Protocol State Bloat
The snapshot submissions were so far resolved on a Solidity smart contract deployed on the Prost chain that acts as the consensus and reward mechanism for peers participating in the protocol.
This causes a state bloat of submissions for base snapshots for thousands of project IDs across 5000+ nodes, for every epoch. For a real time data market that updates every second, that is 86400 epochs in a day. Once the consensus on these snapshots have been validated, the data included in them becomes part of the higher order, composed datapoints and can be safely discarded from the chain state.
Relayer transaction and chain infrastructure failures
The above approach required the snapshotter peers to send out their submissions to the contract as an EIP-712 signed message object. This mechanism allowed us to trustlessly operate an infrastructure of relayers that would receive these submissions as HTTP POST requests and ultimately commit to the chain as EVM transactions. But at a scale of operation that exceeded 1 million snapshot submission transactions per day, this would often result in a significant percentage (>5%) of transactions being dropped along with other operational issues with maintaining the chain at a continuously running state.

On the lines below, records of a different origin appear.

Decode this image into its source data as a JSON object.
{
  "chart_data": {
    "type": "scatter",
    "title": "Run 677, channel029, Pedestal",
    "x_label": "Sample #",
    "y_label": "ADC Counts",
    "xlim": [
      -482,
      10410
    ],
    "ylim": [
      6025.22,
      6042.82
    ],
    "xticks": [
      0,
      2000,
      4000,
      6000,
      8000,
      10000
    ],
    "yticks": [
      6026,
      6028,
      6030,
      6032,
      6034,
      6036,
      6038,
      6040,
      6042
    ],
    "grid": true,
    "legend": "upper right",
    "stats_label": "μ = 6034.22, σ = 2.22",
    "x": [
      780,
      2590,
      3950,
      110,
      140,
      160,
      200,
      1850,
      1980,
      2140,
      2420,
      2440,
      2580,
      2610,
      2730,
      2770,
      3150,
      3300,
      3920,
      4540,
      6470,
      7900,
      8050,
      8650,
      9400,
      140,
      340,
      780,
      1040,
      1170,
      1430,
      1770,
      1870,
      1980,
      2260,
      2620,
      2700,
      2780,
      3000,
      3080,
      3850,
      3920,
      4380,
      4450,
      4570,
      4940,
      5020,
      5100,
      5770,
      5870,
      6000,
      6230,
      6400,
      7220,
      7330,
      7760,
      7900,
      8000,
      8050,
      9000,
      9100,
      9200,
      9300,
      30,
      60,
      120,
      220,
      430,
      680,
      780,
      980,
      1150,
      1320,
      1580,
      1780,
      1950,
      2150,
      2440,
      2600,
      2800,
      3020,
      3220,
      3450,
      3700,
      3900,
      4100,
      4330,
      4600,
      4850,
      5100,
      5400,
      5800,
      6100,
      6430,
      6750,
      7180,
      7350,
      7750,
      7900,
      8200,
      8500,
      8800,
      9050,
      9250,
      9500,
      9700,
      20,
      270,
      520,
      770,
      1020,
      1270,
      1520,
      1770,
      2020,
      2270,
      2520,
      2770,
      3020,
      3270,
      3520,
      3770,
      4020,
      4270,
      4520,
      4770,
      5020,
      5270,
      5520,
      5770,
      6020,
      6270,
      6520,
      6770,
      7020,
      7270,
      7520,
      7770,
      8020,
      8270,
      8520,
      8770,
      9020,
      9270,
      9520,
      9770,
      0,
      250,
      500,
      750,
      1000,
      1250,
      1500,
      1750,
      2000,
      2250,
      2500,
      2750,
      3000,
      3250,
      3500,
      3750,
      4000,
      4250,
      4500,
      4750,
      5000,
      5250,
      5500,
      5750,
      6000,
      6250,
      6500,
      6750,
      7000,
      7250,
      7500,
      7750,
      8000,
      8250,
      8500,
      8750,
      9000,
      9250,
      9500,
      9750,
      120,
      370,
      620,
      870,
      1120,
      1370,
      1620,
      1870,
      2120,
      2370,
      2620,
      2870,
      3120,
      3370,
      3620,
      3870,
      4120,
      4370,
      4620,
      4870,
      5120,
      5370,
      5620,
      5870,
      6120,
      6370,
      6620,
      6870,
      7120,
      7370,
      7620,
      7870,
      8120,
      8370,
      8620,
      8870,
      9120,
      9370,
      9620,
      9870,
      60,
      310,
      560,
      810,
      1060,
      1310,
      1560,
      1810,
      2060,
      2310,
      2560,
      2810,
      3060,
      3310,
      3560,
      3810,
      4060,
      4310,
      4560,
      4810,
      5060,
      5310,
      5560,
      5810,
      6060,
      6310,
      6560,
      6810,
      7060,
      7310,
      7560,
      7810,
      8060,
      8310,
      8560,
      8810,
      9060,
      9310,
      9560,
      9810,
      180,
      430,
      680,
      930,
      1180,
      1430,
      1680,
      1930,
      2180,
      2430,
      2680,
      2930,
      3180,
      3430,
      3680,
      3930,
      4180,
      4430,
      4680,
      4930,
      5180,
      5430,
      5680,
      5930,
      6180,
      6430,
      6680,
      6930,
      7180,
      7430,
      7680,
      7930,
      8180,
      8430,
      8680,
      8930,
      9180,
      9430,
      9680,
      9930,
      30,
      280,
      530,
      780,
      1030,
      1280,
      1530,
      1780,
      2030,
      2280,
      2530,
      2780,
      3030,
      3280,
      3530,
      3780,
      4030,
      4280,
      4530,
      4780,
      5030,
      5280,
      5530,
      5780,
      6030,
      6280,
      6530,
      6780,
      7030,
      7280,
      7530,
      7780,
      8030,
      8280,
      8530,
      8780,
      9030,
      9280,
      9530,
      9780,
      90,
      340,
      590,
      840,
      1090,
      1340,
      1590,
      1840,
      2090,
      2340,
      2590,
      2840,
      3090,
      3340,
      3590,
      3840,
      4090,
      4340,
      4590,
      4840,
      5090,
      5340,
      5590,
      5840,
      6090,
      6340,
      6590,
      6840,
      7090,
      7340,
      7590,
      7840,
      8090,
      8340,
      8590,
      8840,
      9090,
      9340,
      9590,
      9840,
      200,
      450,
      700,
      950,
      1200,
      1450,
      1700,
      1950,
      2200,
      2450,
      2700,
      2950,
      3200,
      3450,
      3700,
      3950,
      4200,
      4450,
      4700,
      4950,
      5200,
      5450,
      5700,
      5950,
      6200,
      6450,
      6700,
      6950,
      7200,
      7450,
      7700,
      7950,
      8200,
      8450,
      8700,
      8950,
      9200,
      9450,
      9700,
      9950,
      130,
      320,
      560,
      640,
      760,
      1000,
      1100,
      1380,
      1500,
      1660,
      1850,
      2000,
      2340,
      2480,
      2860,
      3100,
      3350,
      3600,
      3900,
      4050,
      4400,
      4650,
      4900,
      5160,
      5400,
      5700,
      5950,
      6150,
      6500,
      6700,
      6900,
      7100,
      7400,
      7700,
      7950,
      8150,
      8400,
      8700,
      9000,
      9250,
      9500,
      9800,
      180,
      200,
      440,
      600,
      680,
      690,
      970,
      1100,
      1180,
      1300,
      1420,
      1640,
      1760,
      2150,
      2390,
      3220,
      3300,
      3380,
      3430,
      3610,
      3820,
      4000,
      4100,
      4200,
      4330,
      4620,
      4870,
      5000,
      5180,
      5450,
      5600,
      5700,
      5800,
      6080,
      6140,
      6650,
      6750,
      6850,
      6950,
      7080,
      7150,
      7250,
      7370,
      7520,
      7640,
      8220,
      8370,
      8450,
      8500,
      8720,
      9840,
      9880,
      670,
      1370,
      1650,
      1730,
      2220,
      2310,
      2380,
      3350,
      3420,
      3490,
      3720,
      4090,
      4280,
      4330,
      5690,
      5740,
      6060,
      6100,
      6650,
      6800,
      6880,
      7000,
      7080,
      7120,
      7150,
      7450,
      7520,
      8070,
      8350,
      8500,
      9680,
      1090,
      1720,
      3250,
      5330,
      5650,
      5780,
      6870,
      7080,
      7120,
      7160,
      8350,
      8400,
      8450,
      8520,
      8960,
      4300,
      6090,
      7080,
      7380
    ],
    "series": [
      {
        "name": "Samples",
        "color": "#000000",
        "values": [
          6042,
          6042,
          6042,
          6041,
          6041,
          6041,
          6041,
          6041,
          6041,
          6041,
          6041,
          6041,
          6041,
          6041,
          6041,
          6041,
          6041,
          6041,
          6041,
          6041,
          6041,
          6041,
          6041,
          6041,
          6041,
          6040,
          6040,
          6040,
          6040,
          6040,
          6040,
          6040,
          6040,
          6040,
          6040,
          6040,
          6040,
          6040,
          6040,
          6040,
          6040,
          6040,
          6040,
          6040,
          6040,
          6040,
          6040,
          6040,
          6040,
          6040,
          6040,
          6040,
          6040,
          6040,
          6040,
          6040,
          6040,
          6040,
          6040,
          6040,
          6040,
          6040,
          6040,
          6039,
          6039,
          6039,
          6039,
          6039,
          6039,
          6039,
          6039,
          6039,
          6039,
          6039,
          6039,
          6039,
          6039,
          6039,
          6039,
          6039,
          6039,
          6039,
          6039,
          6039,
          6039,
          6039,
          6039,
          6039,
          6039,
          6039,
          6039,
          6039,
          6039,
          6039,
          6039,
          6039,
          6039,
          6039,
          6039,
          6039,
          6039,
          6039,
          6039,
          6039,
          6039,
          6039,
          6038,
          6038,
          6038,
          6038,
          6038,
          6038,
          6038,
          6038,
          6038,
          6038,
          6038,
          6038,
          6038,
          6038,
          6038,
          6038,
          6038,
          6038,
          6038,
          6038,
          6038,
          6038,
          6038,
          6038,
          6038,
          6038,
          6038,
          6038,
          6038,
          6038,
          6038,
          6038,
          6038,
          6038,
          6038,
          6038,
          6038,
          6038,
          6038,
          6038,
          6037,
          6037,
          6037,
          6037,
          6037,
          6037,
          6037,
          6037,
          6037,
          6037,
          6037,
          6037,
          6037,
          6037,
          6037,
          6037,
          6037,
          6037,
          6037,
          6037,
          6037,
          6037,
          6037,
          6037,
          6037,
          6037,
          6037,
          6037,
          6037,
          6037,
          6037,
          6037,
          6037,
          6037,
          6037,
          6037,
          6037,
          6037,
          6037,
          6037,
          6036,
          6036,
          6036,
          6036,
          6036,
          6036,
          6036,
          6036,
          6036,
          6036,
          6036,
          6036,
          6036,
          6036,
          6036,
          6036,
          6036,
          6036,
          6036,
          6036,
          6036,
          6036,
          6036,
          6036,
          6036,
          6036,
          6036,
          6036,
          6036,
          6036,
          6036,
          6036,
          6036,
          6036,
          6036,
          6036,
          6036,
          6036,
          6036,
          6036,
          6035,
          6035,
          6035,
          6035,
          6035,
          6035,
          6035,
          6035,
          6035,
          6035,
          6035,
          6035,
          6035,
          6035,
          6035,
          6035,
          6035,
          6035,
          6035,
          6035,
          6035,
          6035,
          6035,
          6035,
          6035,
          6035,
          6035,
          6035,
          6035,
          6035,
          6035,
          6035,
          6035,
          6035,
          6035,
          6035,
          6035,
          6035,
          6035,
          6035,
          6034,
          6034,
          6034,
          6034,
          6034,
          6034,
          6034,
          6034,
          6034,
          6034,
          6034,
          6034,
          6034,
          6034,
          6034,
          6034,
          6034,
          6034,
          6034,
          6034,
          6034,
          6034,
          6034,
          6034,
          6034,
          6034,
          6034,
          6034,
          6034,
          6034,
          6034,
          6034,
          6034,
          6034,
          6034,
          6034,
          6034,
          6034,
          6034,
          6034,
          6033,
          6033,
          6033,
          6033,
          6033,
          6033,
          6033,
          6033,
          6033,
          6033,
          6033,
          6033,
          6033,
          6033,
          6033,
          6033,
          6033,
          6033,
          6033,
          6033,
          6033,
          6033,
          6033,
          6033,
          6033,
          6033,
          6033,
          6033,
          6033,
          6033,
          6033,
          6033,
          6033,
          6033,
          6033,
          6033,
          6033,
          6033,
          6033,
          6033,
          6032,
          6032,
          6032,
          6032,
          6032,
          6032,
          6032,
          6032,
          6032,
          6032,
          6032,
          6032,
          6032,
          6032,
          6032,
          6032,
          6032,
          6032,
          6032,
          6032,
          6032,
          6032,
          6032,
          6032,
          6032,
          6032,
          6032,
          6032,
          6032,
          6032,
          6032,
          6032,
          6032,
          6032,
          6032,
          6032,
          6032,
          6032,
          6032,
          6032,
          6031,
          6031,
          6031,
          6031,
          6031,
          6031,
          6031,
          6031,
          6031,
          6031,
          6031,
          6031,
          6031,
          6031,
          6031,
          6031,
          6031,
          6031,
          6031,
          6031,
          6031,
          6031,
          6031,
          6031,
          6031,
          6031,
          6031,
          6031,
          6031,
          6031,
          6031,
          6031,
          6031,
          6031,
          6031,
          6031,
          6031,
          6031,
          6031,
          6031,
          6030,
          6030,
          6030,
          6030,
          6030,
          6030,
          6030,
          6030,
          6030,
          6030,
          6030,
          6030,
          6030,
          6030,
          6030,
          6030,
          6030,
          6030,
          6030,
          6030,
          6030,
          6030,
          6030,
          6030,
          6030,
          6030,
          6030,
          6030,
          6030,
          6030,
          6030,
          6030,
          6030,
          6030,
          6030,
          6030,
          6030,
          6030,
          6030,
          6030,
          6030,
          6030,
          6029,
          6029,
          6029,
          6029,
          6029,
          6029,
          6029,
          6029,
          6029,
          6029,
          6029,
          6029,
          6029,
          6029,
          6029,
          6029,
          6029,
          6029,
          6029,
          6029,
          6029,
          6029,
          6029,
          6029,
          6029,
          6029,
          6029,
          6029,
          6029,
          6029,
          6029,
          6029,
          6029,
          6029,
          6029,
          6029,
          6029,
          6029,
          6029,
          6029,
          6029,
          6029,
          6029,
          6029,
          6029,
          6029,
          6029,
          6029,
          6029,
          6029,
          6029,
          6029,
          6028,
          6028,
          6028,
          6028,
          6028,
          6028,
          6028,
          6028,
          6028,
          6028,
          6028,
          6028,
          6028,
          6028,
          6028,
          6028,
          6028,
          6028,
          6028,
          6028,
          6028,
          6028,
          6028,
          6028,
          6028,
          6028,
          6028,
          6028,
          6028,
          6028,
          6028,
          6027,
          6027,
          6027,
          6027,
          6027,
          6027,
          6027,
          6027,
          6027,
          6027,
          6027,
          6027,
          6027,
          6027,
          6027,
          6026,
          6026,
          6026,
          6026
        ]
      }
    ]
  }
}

Composed snapshots finality
A combination of the above couple of issues also affects the composability principle of building higher order snapshots. Dropped transactions and increased delays in confirmation times of snapshot submissions ultimately affect the aggregate data points that power complex use cases like the Uniswap V2 dashboard and Aave V3 dashboard.
Upgraded workflow
The next iteration of the Powerloom Testnet and the upcoming Mainnet Alpha feature new components that are:
- more accessible geographically
- scalable
- contribute to faster finality of composed snapshots
It notably features the following components that make this possible.
Local collector: Snapshotter node
The snapshotter node replaces the payload commit service component with a faster grpc based service referred to as local collector. As the name suggests, it acts as a collection point for a stream of large number of snapshots being built out by the compute modules as specified in its configuration.
It is responsible for reliably submitting all the generated snapshots to the sequencers via circuit relay nodes.
Sequencer
The sequencer is a vital component in the upgraded workflow of the protocol. It batches submissions from multiple snapshotters within the active time window of an epoch, uploads them to IPFS and anchors the proof for the same on the protocol state contract.
libp2p circuit relay nodes
The snapshot collector is ultimately able to submit snapshots to the sequencer component referenced above thanks to nodes that implement the libp2p circuit relay protocol.
Validator
The upgraded protocol now supports validation on snapshot batches as submitted by the sequencer. The validators submit attestations for the fact that finalized snapshots across projects as reported by the sequencer are correct.